The report acknowledges that Europeans eat more animal protein than is recommended as part of a healthy diet and that more plant-based proteins are needed along with better education, tighter regulations on marketing and, surprisingly, voluntary buyouts of farms in regions that intensively rear livestock.
The stakeholders participating in the report also acknowledged the role of farming subsidies that have long supported growth in farming livestock and called for what they called a “just transition fund” to help farmers adapt and transition to more plant-based farming.
The European Commission president, Ursula von der Leyen, who commissioned the report after heated farmer protests early in 2024, said the joint effort to establish a planned vision will help all stakeholders benefit from the process.
“We share the same goal,” Von der Leyen said at the launch of the report. “Only if farmers can live off their land will they invest in more sustainable practices. And only if we achieve our climate and environmental goals together will farmers be able to continue making a living.”

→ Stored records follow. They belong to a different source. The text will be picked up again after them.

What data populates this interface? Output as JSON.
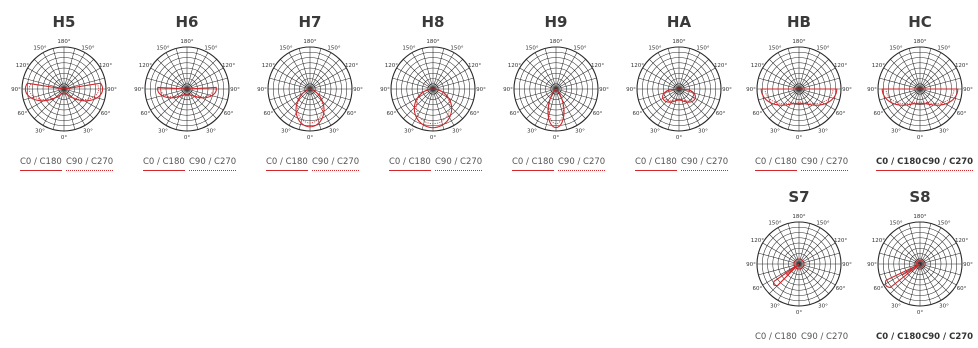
{
  "diagrams": [
    {
      "id": "H5",
      "title": "H5",
      "c0": "C0 / C180",
      "c90": "C90 / C270",
      "legend_underline": true,
      "bold_legend": false,
      "degrees": [
        "180°",
        "150°",
        "150°",
        "120°",
        "120°",
        "90°",
        "90°",
        "60°",
        "60°",
        "30°",
        "30°",
        "0°"
      ],
      "curve": "wide-side"
    },
    {
      "id": "H6",
      "title": "H6",
      "c0": "C0 / C180",
      "c90": "C90 / C270",
      "legend_underline": true,
      "bold_legend": false,
      "degrees": [
        "180°",
        "150°",
        "150°",
        "120°",
        "120°",
        "90°",
        "90°",
        "60°",
        "60°",
        "30°",
        "30°",
        "0°"
      ],
      "curve": "batwing"
    },
    {
      "id": "H7",
      "title": "H7",
      "c0": "C0 / C180",
      "c90": "C90 / C270",
      "legend_underline": true,
      "bold_legend": false,
      "degrees": [
        "180°",
        "150°",
        "150°",
        "120°",
        "120°",
        "90°",
        "90°",
        "60°",
        "60°",
        "30°",
        "30°",
        "0°"
      ],
      "curve": "narrow-down"
    },
    {
      "id": "H8",
      "title": "H8",
      "c0": "C0 / C180",
      "c90": "C90 / C270",
      "legend_underline": true,
      "bold_legend": false,
      "degrees": [
        "180°",
        "150°",
        "150°",
        "120°",
        "120°",
        "90°",
        "90°",
        "60°",
        "60°",
        "30°",
        "30°",
        "0°"
      ],
      "curve": "medium-down"
    },
    {
      "id": "H9",
      "title": "H9",
      "c0": "C0 / C180",
      "c90": "C90 / C270",
      "legend_underline": true,
      "bold_legend": false,
      "degrees": [
        "180°",
        "150°",
        "150°",
        "120°",
        "120°",
        "90°",
        "90°",
        "60°",
        "60°",
        "30°",
        "30°",
        "0°"
      ],
      "curve": "spot"
    },
    {
      "id": "HA",
      "title": "HA",
      "c0": "C0 / C180",
      "c90": "C90 / C270",
      "legend_underline": true,
      "bold_legend": false,
      "degrees": [
        "180°",
        "150°",
        "150°",
        "120°",
        "120°",
        "90°",
        "90°",
        "60°",
        "60°",
        "30°",
        "30°",
        "0°"
      ],
      "curve": "wide-down"
    },
    {
      "id": "HB",
      "title": "HB",
      "c0": "C0 / C180",
      "c90": "C90 / C270",
      "legend_underline": true,
      "bold_legend": false,
      "degrees": [
        "180°",
        "150°",
        "150°",
        "120°",
        "120°",
        "90°",
        "90°",
        "60°",
        "60°",
        "30°",
        "30°",
        "0°"
      ],
      "curve": "wide-batwing"
    },
    {
      "id": "HC",
      "title": "HC",
      "c0": "C0 / C180",
      "c90": "C90 / C270",
      "legend_underline": true,
      "bold_legend": true,
      "degrees": [
        "180°",
        "150°",
        "150°",
        "120°",
        "120°",
        "90°",
        "90°",
        "60°",
        "60°",
        "30°",
        "30°",
        "0°"
      ],
      "curve": "wide-batwing"
    },
    {
      "id": "S7",
      "title": "S7",
      "c0": "C0 / C180",
      "c90": "C90 / C270",
      "legend_underline": false,
      "bold_legend": false,
      "degrees": [
        "180°",
        "150°",
        "150°",
        "120°",
        "120°",
        "90°",
        "90°",
        "60°",
        "60°",
        "30°",
        "30°",
        "0°"
      ],
      "curve": "asym-small"
    },
    {
      "id": "S8",
      "title": "S8",
      "c0": "C0 / C180",
      "c90": "C90 / C270",
      "legend_underline": false,
      "bold_legend": true,
      "degrees": [
        "180°",
        "150°",
        "150°",
        "120°",
        "120°",
        "90°",
        "90°",
        "60°",
        "60°",
        "30°",
        "30°",
        "0°"
      ],
      "curve": "asym-large"
    }
  ],
  "colors": {
    "curve": "#d0272b",
    "grid": "#2a2a2a",
    "text": "#3a3a3a"
  }
}
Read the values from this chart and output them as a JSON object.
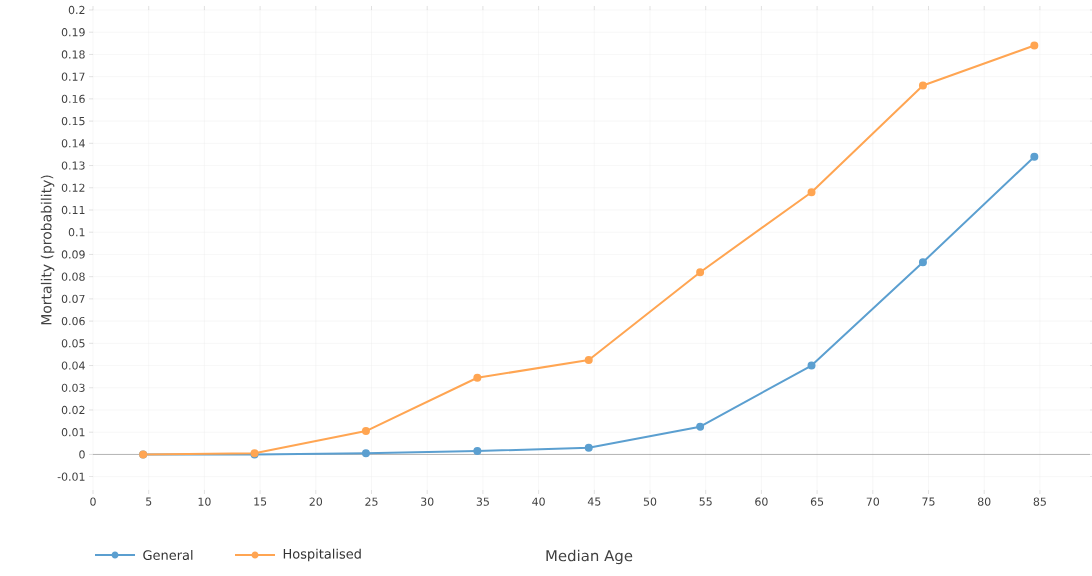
{
  "chart_data": {
    "type": "line",
    "xlabel": "Median Age",
    "ylabel": "Mortality (probability)",
    "x": [
      4.5,
      14.5,
      24.5,
      34.5,
      44.5,
      54.5,
      64.5,
      74.5,
      84.5
    ],
    "series": [
      {
        "name": "General",
        "color": "#5b9fd0",
        "values": [
          0,
          0,
          0.0005,
          0.0015,
          0.003,
          0.0125,
          0.04,
          0.0865,
          0.134
        ]
      },
      {
        "name": "Hospitalised",
        "color": "#ffa552",
        "values": [
          0,
          0.0005,
          0.0105,
          0.0345,
          0.0425,
          0.082,
          0.118,
          0.166,
          0.184
        ]
      }
    ],
    "xlim": [
      0,
      89.5
    ],
    "ylim": [
      -0.016,
      0.2
    ],
    "xticks": [
      0,
      5,
      10,
      15,
      20,
      25,
      30,
      35,
      40,
      45,
      50,
      55,
      60,
      65,
      70,
      75,
      80,
      85
    ],
    "yticks": [
      -0.01,
      0,
      0.01,
      0.02,
      0.03,
      0.04,
      0.05,
      0.06,
      0.07,
      0.08,
      0.09,
      0.1,
      0.11,
      0.12,
      0.13,
      0.14,
      0.15,
      0.16,
      0.17,
      0.18,
      0.19,
      0.2
    ],
    "grid": true,
    "legend": "bottom left",
    "marker": "circle",
    "line_style": "solid"
  }
}
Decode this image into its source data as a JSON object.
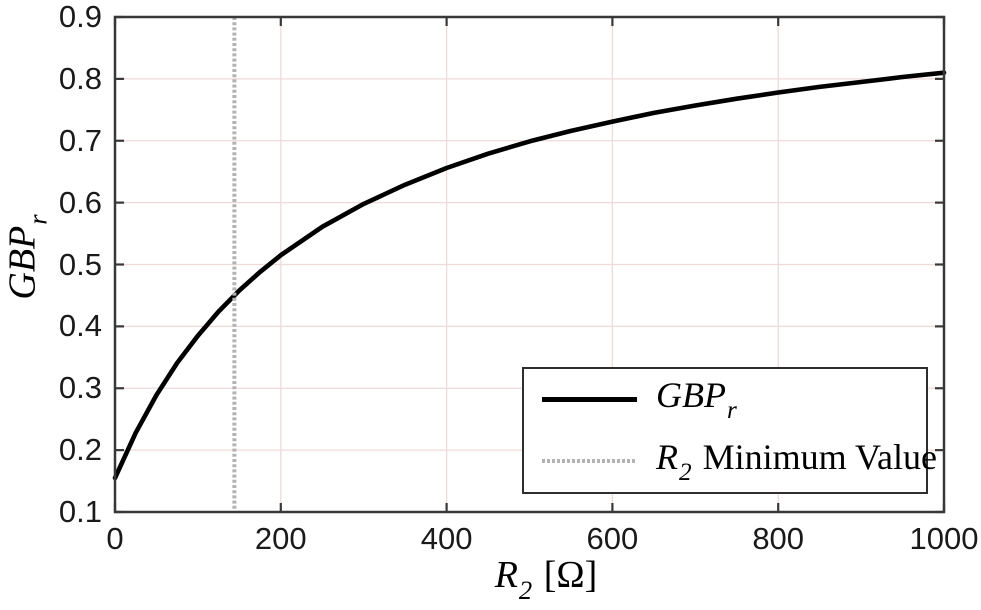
{
  "chart_data": {
    "type": "line",
    "title": "",
    "xlabel": {
      "main": "R",
      "sub": "2",
      "unit": " [Ω]"
    },
    "ylabel": {
      "main": "GBP",
      "sub": "r"
    },
    "xlim": [
      0,
      1000
    ],
    "ylim": [
      0.1,
      0.9
    ],
    "xticks": [
      0,
      200,
      400,
      600,
      800,
      1000
    ],
    "xtick_labels": [
      "0",
      "200",
      "400",
      "600",
      "800",
      "1000"
    ],
    "yticks": [
      0.1,
      0.2,
      0.3,
      0.4,
      0.5,
      0.6,
      0.7,
      0.8,
      0.9
    ],
    "ytick_labels": [
      "0.1",
      "0.2",
      "0.3",
      "0.4",
      "0.5",
      "0.6",
      "0.7",
      "0.8",
      "0.9"
    ],
    "grid": true,
    "grid_color": "#efdada",
    "axis_color": "#383838",
    "background_color": "#ffffff",
    "legend_position": "lower-right",
    "legend": {
      "entries": [
        {
          "symbol": "solid-line",
          "color": "#000000",
          "main": "GBP",
          "sub": "r",
          "rest": ""
        },
        {
          "symbol": "dotted-line",
          "color": "#b3b3b3",
          "main": "R",
          "sub": "2",
          "rest": " Minimum Value"
        }
      ]
    },
    "series": [
      {
        "name": "GBP_r",
        "type": "line",
        "color": "#000000",
        "x": [
          0,
          25,
          50,
          75,
          100,
          125,
          150,
          175,
          200,
          250,
          300,
          350,
          400,
          450,
          500,
          550,
          600,
          650,
          700,
          750,
          800,
          850,
          900,
          950,
          1000
        ],
        "y": [
          0.155,
          0.228,
          0.289,
          0.341,
          0.385,
          0.424,
          0.458,
          0.488,
          0.515,
          0.561,
          0.598,
          0.629,
          0.656,
          0.679,
          0.699,
          0.716,
          0.731,
          0.745,
          0.757,
          0.768,
          0.778,
          0.787,
          0.795,
          0.803,
          0.81
        ]
      },
      {
        "name": "R_2 Minimum Value",
        "type": "vline",
        "color": "#b3b3b3",
        "style": "dotted",
        "x": 144
      }
    ]
  }
}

Europe’s effort to address the climate and biodiversity impacts of intensive farming, particularly livestock farming, and the need to move toward a lower impact diet is one of the first of its kind worldwide.
While the report did not set reduction targets for meat and dairy production, it did call for support to help shift dietary habits such as free school meals, better labelling and tax reductions on healthier, more sustainable food providers and products.